On social media, there were also references to Surendran’s glaring lack of remorse or apology after the allegations were made against him. Denying all the allegations made against him, Surendran’s brazen response was: “I believe sexism is an intellectual and physical reality. And I may be a victim of it myself”. He concluded his statement by saying that the allegations against him were the lynch mob at work, and that “the #MeToo movement needs victims to feed and fatten itself. I won't be the last.”

The Network of Women in Media, India (NWMI) had also written to the organisers of the Mathrubhumi Festival of Letters, expressing the need for CP Surendran to be asked to step back from organising this year’s edition of the festival, given the wave of #MeToo allegations against him, and the global #MeToo climate that was heralding change in various sectors. The letter included the lines, "We write as journalists, authors and readers, who are also part of the literary community your festival seeks to engage and include, requesting that the Mathrubhumi International Festival support the victims and survivors, rather than the perpetrator of sexual misconduct and harassment." 

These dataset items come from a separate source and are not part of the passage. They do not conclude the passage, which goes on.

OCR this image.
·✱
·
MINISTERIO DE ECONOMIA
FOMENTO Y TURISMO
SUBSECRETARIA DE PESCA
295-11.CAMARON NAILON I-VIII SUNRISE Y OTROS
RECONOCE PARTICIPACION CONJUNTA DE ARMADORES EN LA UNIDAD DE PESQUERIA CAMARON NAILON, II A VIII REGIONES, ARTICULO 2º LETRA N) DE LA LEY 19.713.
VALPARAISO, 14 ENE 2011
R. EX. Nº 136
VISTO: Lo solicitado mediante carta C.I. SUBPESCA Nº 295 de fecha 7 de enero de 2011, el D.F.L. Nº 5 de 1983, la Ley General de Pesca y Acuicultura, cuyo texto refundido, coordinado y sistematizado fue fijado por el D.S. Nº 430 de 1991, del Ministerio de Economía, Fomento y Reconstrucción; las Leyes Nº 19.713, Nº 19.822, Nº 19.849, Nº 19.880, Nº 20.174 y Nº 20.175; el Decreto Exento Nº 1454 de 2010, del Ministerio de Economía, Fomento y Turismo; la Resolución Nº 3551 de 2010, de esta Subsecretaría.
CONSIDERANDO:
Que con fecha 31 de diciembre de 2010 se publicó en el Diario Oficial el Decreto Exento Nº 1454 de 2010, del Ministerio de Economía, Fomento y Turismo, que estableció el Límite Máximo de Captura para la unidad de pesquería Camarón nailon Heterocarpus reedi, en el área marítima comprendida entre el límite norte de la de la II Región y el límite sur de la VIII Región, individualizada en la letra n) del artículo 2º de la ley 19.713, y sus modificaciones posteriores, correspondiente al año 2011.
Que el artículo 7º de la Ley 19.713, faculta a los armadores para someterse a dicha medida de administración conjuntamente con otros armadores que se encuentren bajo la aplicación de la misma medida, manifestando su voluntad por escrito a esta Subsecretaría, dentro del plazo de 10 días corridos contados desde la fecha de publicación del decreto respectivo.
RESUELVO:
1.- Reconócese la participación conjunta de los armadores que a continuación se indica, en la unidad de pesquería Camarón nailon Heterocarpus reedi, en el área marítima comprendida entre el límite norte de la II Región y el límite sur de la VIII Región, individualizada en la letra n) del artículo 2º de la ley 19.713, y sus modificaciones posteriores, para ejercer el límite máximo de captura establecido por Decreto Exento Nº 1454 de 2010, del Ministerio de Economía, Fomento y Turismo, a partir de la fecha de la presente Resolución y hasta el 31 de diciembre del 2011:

Mathrubhumi published a highly objectionable cartoon based on #MeToo on 10 October. The cartoon came days after journalist Sandhya Menon triggered a ‘Me Too’ moment in the journalism industry when she posted her experience of sexual harassment in the workplace, and invited other women to tweet their experiences. The distasteful cartoon, by the cartoonist Rajendrakumar, depicted a bent, elderly woman with a cane and a sign that said "Me Too", saying that she too had been sexually harassed by “Vadakkelthe Narayanettan” (some local man) when she was a young student. The cartoon incorrectly and damagingly implied that it was comical for women to be talking about sexual harassment cases that took place decades ago, and that such allegations and stories were without merit and should not be taken seriously.